Quote Originally Posted by BanginJimmy View Post
I'll make a couple suggestions:

1. Dont bother with the cap. They are pertty much useless to anyone but the VERY experienced installers that know how to properly use them.

2. When you build the box make it from 3/4" MDF and you will need to double up the side that holds the sub. Make sure you brace it pretty well inside the box and use plenty of glue. The glue is what holds the box together, the screws are just to hold it together until the glue sets up. I've built a few boxes that didnt have a single screw in it.

3. The posted specs say to build the box to 2.5cu after sub and port displacement.

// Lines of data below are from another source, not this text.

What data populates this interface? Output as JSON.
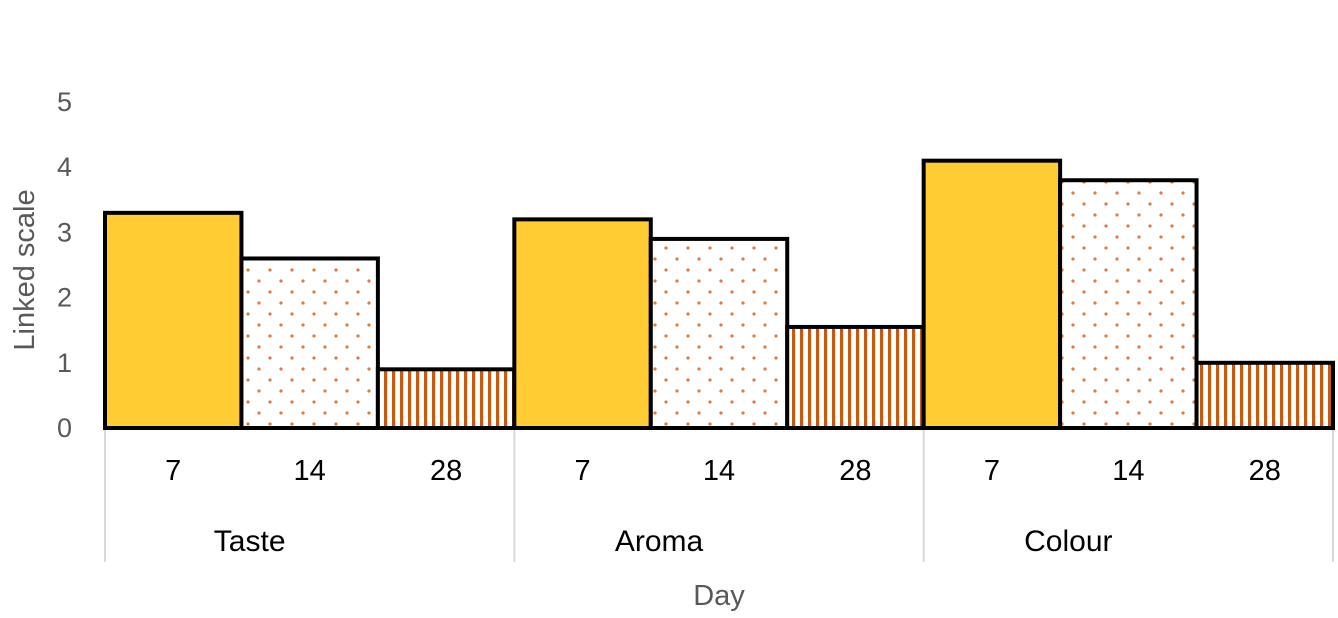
{
  "chart_data": {
    "type": "bar",
    "title": "",
    "xlabel": "Day",
    "ylabel": "Linked scale",
    "ylim": [
      0,
      5
    ],
    "yticks": [
      "0",
      "1",
      "2",
      "3",
      "4",
      "5"
    ],
    "grid": false,
    "legend": "none",
    "groups": [
      {
        "name": "Taste",
        "days": [
          "7",
          "14",
          "28"
        ],
        "values": [
          3.3,
          2.6,
          0.9
        ]
      },
      {
        "name": "Aroma",
        "days": [
          "7",
          "14",
          "28"
        ],
        "values": [
          3.2,
          2.9,
          1.55
        ]
      },
      {
        "name": "Colour",
        "days": [
          "7",
          "14",
          "28"
        ],
        "values": [
          4.1,
          3.8,
          1.0
        ]
      }
    ],
    "bar_styles": [
      {
        "day": "7",
        "fill": "solid",
        "color": "#FFCC33"
      },
      {
        "day": "14",
        "fill": "dotted",
        "color": "#E07B39"
      },
      {
        "day": "28",
        "fill": "vertical-lines",
        "color": "#C55A11"
      }
    ]
  }
}
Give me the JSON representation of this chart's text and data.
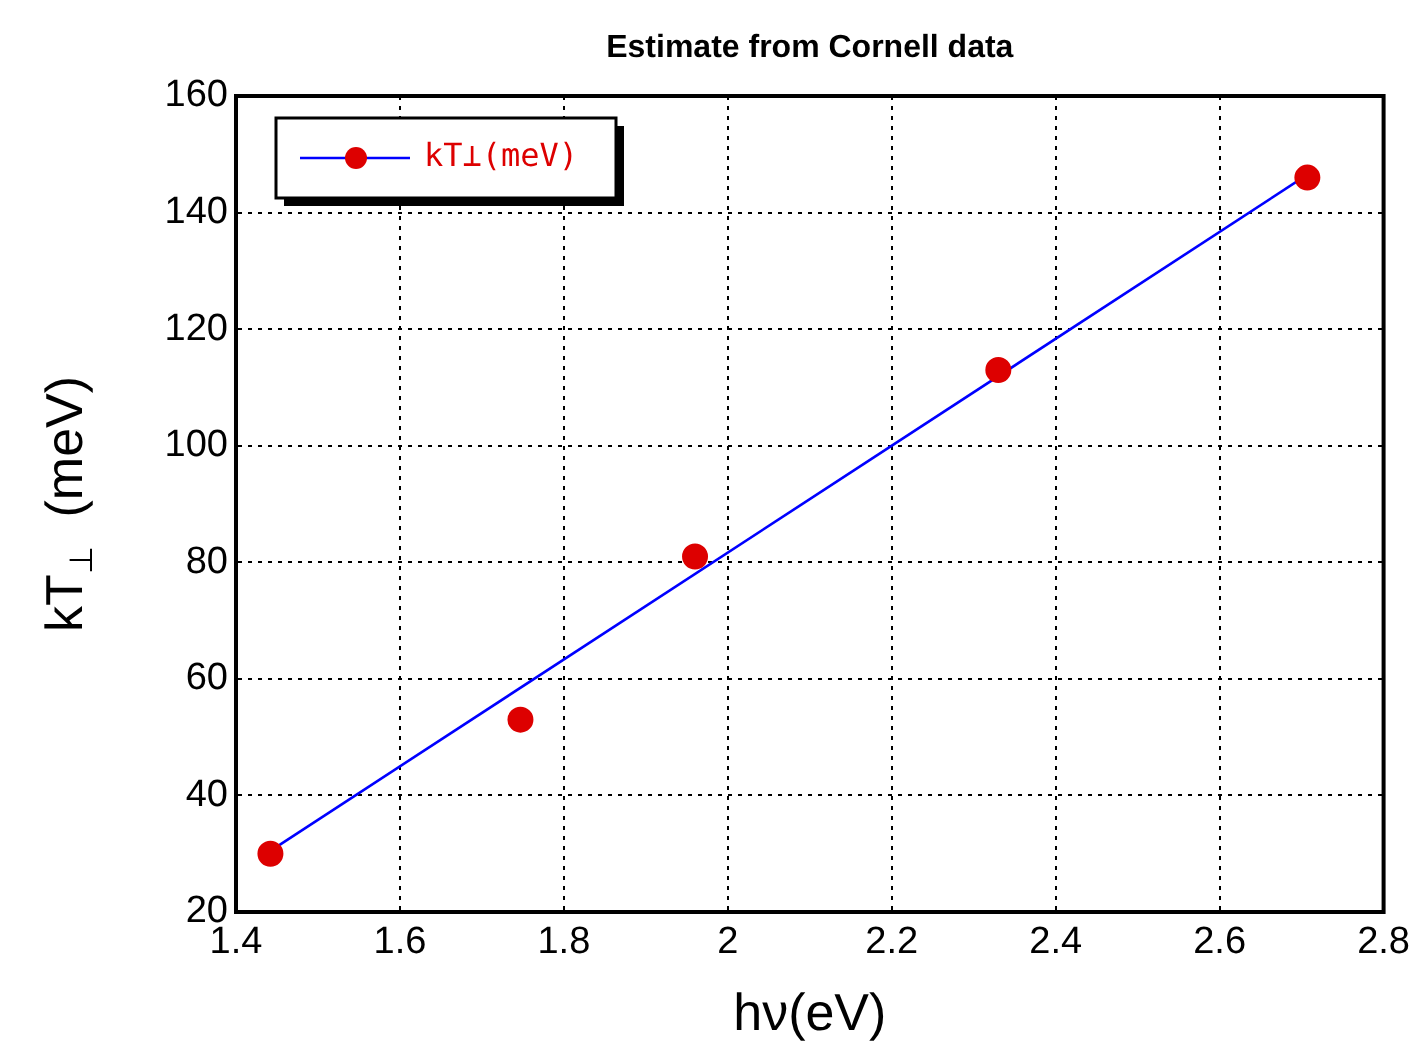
{
  "chart_data": {
    "type": "scatter",
    "title": "Estimate from Cornell data",
    "xlabel": "hν(eV)",
    "ylabel": "kT$_{⊥}$  (meV)",
    "xlim": [
      1.4,
      2.8
    ],
    "xticks": [
      1.4,
      1.6,
      1.8,
      2,
      2.2,
      2.4,
      2.6,
      2.8
    ],
    "ylim": [
      20,
      160
    ],
    "yticks": [
      20,
      40,
      60,
      80,
      100,
      120,
      140,
      160
    ],
    "grid": true,
    "legend": "top left",
    "marker": "circle",
    "series": [
      {
        "name": "kT⊥(meV)",
        "color": "#dd0000",
        "x": [
          1.442,
          1.747,
          1.96,
          2.33,
          2.707
        ],
        "values": [
          30,
          53,
          81,
          113,
          146
        ]
      },
      {
        "type": "line",
        "color": "#0000ff",
        "line_style": "solid",
        "marker": "none",
        "x": [
          1.442,
          2.707
        ],
        "values": [
          30.5,
          146.5
        ]
      }
    ]
  }
}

I would imagine the tuning is 35-40hz but its easy to find out. I would definitely say to tune lower though, probably in the 30-32hz range.

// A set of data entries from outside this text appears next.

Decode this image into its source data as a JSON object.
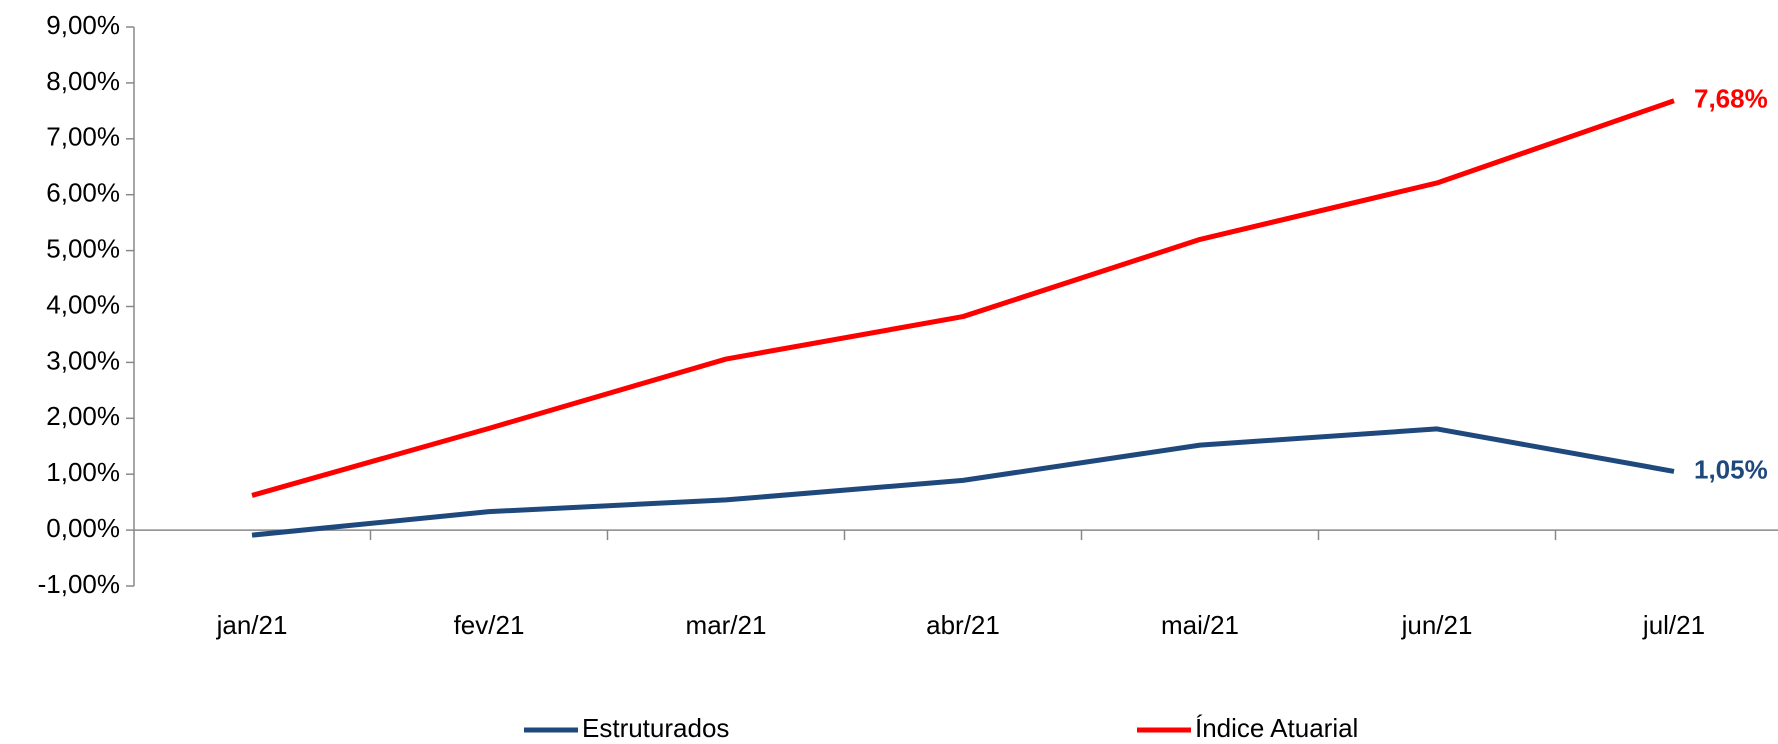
{
  "chart_data": {
    "type": "line",
    "categories": [
      "jan/21",
      "fev/21",
      "mar/21",
      "abr/21",
      "mai/21",
      "jun/21",
      "jul/21"
    ],
    "series": [
      {
        "name": "Estruturados",
        "color": "#1f497d",
        "values": [
          -0.09,
          0.33,
          0.54,
          0.89,
          1.52,
          1.81,
          1.05
        ],
        "value_labels": [
          null,
          null,
          null,
          null,
          null,
          null,
          "1,05%"
        ]
      },
      {
        "name": "Índice Atuarial",
        "color": "#ff0000",
        "values": [
          0.62,
          1.82,
          3.06,
          3.82,
          5.2,
          6.21,
          7.68
        ],
        "value_labels": [
          null,
          null,
          null,
          null,
          null,
          null,
          "7,68%"
        ]
      }
    ],
    "ylim": [
      -1,
      9
    ],
    "yticks": [
      {
        "value": -1,
        "label": "-1,00%"
      },
      {
        "value": 0,
        "label": "0,00%"
      },
      {
        "value": 1,
        "label": "1,00%"
      },
      {
        "value": 2,
        "label": "2,00%"
      },
      {
        "value": 3,
        "label": "3,00%"
      },
      {
        "value": 4,
        "label": "4,00%"
      },
      {
        "value": 5,
        "label": "5,00%"
      },
      {
        "value": 6,
        "label": "6,00%"
      },
      {
        "value": 7,
        "label": "7,00%"
      },
      {
        "value": 8,
        "label": "8,00%"
      },
      {
        "value": 9,
        "label": "9,00%"
      }
    ],
    "grid": false,
    "legend": "bottom"
  }
}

4. You need to do a Big 3 upgrade before you bother with another battery or bigger alt. The big 3 upgrade will make your entire electrical system FAR more efficient.

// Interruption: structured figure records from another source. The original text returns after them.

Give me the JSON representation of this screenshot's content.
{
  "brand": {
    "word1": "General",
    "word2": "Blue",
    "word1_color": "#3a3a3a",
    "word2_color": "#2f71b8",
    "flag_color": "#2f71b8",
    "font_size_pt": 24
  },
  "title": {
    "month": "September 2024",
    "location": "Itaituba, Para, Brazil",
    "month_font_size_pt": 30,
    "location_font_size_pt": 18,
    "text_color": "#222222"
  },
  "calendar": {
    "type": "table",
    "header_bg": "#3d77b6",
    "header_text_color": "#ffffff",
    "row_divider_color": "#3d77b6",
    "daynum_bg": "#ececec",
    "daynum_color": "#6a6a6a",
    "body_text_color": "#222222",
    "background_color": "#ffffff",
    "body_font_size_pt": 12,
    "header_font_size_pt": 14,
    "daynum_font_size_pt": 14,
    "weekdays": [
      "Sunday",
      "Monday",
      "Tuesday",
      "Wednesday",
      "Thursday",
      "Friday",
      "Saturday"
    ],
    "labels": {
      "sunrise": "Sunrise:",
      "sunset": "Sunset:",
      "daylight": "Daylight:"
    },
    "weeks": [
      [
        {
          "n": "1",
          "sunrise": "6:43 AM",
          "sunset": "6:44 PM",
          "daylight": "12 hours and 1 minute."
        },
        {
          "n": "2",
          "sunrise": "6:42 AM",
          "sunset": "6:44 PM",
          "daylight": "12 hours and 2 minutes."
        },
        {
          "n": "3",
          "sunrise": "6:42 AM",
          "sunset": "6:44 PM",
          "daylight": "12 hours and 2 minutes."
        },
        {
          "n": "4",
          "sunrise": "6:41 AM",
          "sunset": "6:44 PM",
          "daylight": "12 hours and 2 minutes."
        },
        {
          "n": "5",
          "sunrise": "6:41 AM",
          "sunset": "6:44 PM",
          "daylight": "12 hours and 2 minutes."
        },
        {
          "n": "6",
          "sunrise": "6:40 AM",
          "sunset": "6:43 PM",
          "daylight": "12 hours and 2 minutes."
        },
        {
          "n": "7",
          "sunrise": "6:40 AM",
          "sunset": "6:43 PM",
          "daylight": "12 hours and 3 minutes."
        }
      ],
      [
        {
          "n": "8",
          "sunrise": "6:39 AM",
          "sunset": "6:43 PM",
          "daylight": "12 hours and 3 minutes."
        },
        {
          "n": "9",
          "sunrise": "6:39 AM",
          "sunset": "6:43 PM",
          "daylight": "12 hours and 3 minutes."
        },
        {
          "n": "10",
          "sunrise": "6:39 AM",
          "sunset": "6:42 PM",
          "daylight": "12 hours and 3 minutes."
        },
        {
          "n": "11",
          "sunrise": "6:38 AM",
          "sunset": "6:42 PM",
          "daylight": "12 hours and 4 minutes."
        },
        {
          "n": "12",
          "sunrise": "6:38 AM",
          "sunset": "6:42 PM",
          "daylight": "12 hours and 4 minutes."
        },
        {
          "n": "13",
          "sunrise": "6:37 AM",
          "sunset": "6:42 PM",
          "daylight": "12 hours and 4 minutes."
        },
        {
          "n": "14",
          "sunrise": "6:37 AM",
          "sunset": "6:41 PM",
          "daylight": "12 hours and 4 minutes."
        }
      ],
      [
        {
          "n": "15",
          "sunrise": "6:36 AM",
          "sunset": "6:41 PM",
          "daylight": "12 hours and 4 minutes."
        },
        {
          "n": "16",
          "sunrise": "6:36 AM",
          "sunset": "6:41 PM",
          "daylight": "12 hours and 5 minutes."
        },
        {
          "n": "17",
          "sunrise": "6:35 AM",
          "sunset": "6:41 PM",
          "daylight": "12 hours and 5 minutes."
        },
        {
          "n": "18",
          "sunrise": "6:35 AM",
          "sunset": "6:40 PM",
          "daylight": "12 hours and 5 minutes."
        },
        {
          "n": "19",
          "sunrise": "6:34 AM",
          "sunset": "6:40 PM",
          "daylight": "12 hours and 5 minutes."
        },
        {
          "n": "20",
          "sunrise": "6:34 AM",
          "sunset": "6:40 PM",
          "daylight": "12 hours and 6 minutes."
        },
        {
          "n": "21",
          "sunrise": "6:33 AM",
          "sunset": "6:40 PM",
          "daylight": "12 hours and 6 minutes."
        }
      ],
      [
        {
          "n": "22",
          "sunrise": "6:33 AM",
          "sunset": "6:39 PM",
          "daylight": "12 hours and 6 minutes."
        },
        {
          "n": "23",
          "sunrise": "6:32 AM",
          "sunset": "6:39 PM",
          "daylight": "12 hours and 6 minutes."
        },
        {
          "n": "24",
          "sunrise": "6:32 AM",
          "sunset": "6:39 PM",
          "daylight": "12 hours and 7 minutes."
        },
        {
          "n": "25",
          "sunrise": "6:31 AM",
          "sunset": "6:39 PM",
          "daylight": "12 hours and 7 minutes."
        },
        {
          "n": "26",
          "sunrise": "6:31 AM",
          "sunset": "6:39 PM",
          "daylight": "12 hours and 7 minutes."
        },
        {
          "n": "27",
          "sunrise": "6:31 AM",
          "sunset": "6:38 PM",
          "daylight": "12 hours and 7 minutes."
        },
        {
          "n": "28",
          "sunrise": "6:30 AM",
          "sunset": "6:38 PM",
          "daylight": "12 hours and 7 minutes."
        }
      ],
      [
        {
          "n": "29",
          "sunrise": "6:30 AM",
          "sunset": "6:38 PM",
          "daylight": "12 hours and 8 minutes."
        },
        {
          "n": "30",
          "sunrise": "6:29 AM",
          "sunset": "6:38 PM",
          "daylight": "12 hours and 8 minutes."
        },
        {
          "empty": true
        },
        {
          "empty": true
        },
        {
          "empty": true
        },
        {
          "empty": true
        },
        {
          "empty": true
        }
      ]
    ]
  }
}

5. knukonceptz wire is better than Stinger IMO. The 1/0 I have at the house is noticeably larger than the Stinger even though the outer diameter is the same. knukonceptz is also a lot cheaper.
Yeah. I have a single run of their base 1/0 to the back of my car. I am about to do three more so I can have 2 positive and 2 negative runs to the back. Pretty good stuff. The KLMX is CCA which some gripe about, but it is also oversized so it kinda even out in my eyes. Plus it is just plain old affordable. I just run the KLMX from front to back(batts) in my car and use the flexible(nicer 1/0) to the amps.